New Facebook sex game popular among teens - WDAM - TV 7 - News, Weather and Sports

Kids playing sex games online

It's a dangerous new game on Facebook: "Smash or Pass," and it's gaining popularity among young teens.

Here is how it works: Teens upload pictures of themselves so other users can say if they would either "smash," which means to hook up sexually with someone, or "pass," as in no thanks.

But it's hardly a game, according to Theresa Payton, a cyber security expert.

"This is not a game," said Payton. "This is not funny. This is not right. I mean it's sexploitation."

The trouble, she said, is it's not just other teens who could be viewing your child's picture.

"Predators go where the kids are," Payton pointed out. "So they're out there playing 'the game' using false identities."

So who knows where their picture might end up? It's why Payton says parents must know what their child is doing online at all times.

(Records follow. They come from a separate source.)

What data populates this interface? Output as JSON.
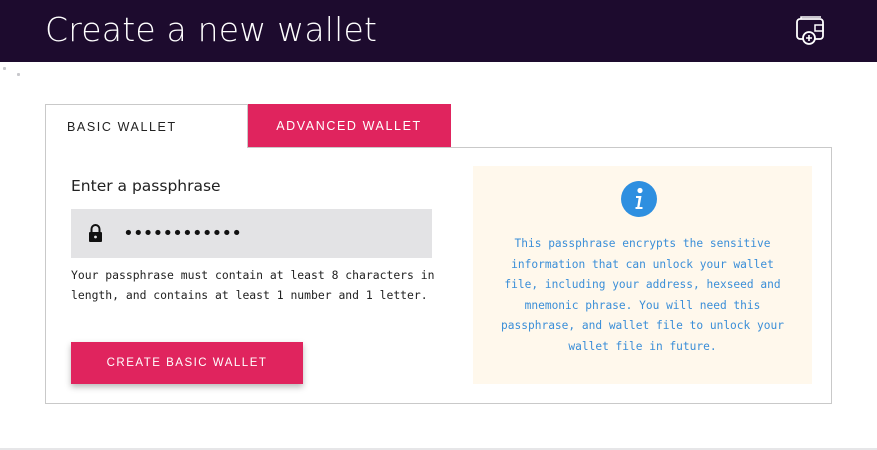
{
  "header": {
    "title": "Create a new wallet",
    "icon": "wallet-add-icon"
  },
  "tabs": [
    {
      "label": "BASIC WALLET",
      "active": true
    },
    {
      "label": "ADVANCED WALLET",
      "active": false
    }
  ],
  "form": {
    "label": "Enter a passphrase",
    "passphrase_value": "............",
    "lock_icon": "lock-icon",
    "helper": "Your passphrase must contain at least 8 characters in length, and contains at least 1 number and 1 letter.",
    "submit_label": "CREATE BASIC WALLET"
  },
  "info": {
    "icon": "info-icon",
    "text": "This passphrase encrypts the sensitive information that can unlock your wallet file, including your address, hexseed and mnemonic phrase. You will need this passphrase, and wallet file to unlock your wallet file in future."
  },
  "colors": {
    "header_bg": "#1d0b2e",
    "accent": "#e0245e",
    "info_bg": "#fff8ec",
    "info_text": "#3a8ed8",
    "info_icon": "#2e8fe0"
  }
}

"Type in the search box, 'smash or pass,'" she said. "I guarantee you'll be appalled. Check it out yourself."

It's the same message from Tshaka Armstrong, co-founder of California-based Digital Shepherds, an organization dedicated to keeping parents informed in this digital age.

He says that parents need to "understand the culture. Understand what is going on online and understand that you're children are connecting with other children in the way that you're not used to."

A father himself, Armstrong has made it his mission to make sure parents know about online dangers, especially a game like Smash or Pass.

"The most important piece of software that we can develop is the one between our children's ears," he implored. "It begins at home. It begins offline with the relationship between a parent and a child."

Payton also said Facebook can't keep up with every X-rated game on its site and since "Smash or Pass" groups pop up faster then they can shut them down, chances are your child could come across one.

"When it comes to the laptops, when it comes to the computer, it's in the family room," Payton suggested. "The pictures of them are either in their bedroom, in the bathroom doing a self portrait -- you can see them in the mirror-- and no parents are around."